Exploratory analysis of text re-writing processes -SS2020

Vishal Khanna, Seenam Sabahat, Mahdi Shakerirad, Sagar Nagaraj Simha, Michael Völske, Magdalena Anna Wolska


The larger goal of the project is to analyze how people present themselves on the web. We conduct our exploratory analysis on researchers who have a personalized web profile online. Broadly we intend to categorize and find patterns in how these webprofiles are structured and designed, in both form and content.  

We found significant correlations of researchers’ professional attributes (such as number of affiliations), as reflected on their web pages, with their age and gender. Furthermore, it was found that certain personality traits have a strong correlation with the researchers’ department.

Research Questions

  1. What kind of features, prevalent in researchers' profiles, distinguish them from non-researchers? Are there any features which distinguish some researchers from others?
  2. Can researchers' personal (like age, gender, nationality, rank) or professional (like area of research, years of experience) attributes be inferred from certain aspects of their profiles?
  3. What kind of behavioural patterns emerge upon analysis of researchers' profiles over a period of time?
  4. Do researchers’ personality traits correlate to certain aspects of their web profiles?


We conglomerate multiple data sources to conduct our experiments on.

  1. Over 9000 Web Profiles from universities across the USA - We collect, using web scraping tools, the professional and personal web profile links of researchers along with other information such as Research interests, Education history etc as available on the university websites.  
  2. DBLP -  The archive has about 42,000 researchers with their weblinks. However, not all of them contain personal web profiles.
  3. ArnetMiner Dataset - Contains around 1760 researchers’ annotated personal web pages. This is the primary source for most of our analysis as of now.


Our approach has been on two folds, a. Hypothesis generation and b. Hypothesis confirmation.

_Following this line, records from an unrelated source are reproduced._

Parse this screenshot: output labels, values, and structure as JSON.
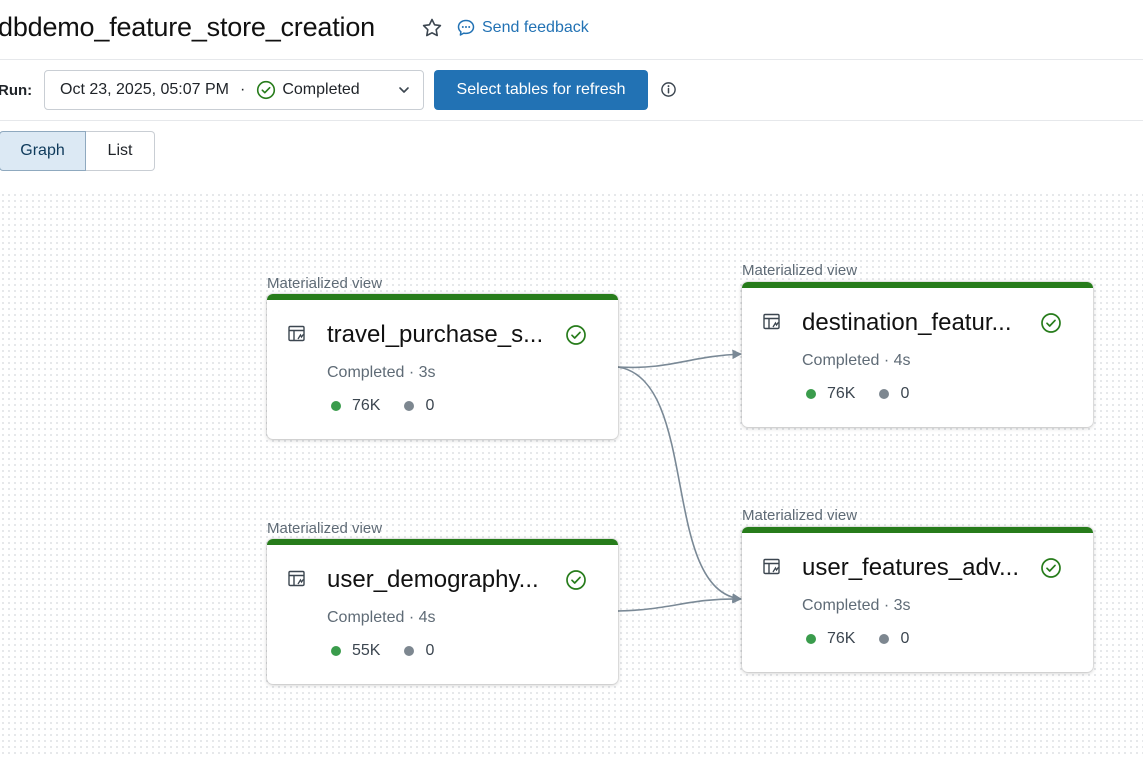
{
  "header": {
    "title": "dbdemo_feature_store_creation",
    "feedback_label": "Send feedback"
  },
  "run": {
    "label": "Run:",
    "date": "Oct 23, 2025, 05:07 PM",
    "separator": "·",
    "status": "Completed",
    "refresh_button": "Select tables for refresh"
  },
  "view_toggle": {
    "options": [
      "Graph",
      "List"
    ],
    "selected": "Graph"
  },
  "colors": {
    "accent": "#2272b4",
    "success": "#277c1b",
    "edge": "#7a8996"
  },
  "nodes": [
    {
      "type": "Materialized view",
      "name": "travel_purchase_s...",
      "status": "Completed · 3s",
      "rows": "76K",
      "dropped": "0"
    },
    {
      "type": "Materialized view",
      "name": "user_demography...",
      "status": "Completed · 4s",
      "rows": "55K",
      "dropped": "0"
    },
    {
      "type": "Materialized view",
      "name": "destination_featur...",
      "status": "Completed · 4s",
      "rows": "76K",
      "dropped": "0"
    },
    {
      "type": "Materialized view",
      "name": "user_features_adv...",
      "status": "Completed · 3s",
      "rows": "76K",
      "dropped": "0"
    }
  ],
  "edges": [
    {
      "from": "travel_purchase_s...",
      "to": "destination_featur..."
    },
    {
      "from": "travel_purchase_s...",
      "to": "user_features_adv..."
    },
    {
      "from": "user_demography...",
      "to": "user_features_adv..."
    }
  ]
}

  1. Do researchers tend to put younger pictures of themselves online?
  2. Do publications indicate a researcher’s trait such as openness to collaboration, diversity in areas of working, amount of mentorship etc
  3. Is there a correlation between age, gender and the choice of color schemes for their online portfolio?
  4. Can we infer some aspects of their personality and group researchers into the Big five personality traits based on their webpage content?
  5. To what extent do researchers modify their web pages over different periods of time?
  6. What impact do age and gender have on researchers’ professional attributes such as affiliations and research interests?
  7. What patterns may emerge doing a spatial analysis of researcher’s location.

Results (so far)

  1. Over the sub population of ~800 researcher’s profiles analyzed, people tend to put a profile picture which is approximately 12 years younger than their current age (estimated based on the education history).
  2. A researcher’s area of expertise has an effect on the personality trait (specifically  openness, conscientiousness & extraversion) derived from the Big Five.
  3. The older the researcher’s profile, higher is the degree of modification it has undergone.

    Box plot of year when researcher’s webpages was created vs its text similarity to its oldest available version. Older web pages correspond to lower similarity values (implying higher modification).

  1. Most researchers have 1 or 2 affiliations. A few have more than 8. Across all age groups, the number of men having a higher number of affiliations exceeds women.

    Scatter plot of number of affiliations with respect to age

  1. Number of years to finish a PhD has gone down over time.

    Age vs number of years between BS and PhD degrees. There is a significantly high number of researchers aged over 50 who took over 10 years to obtain their PhD.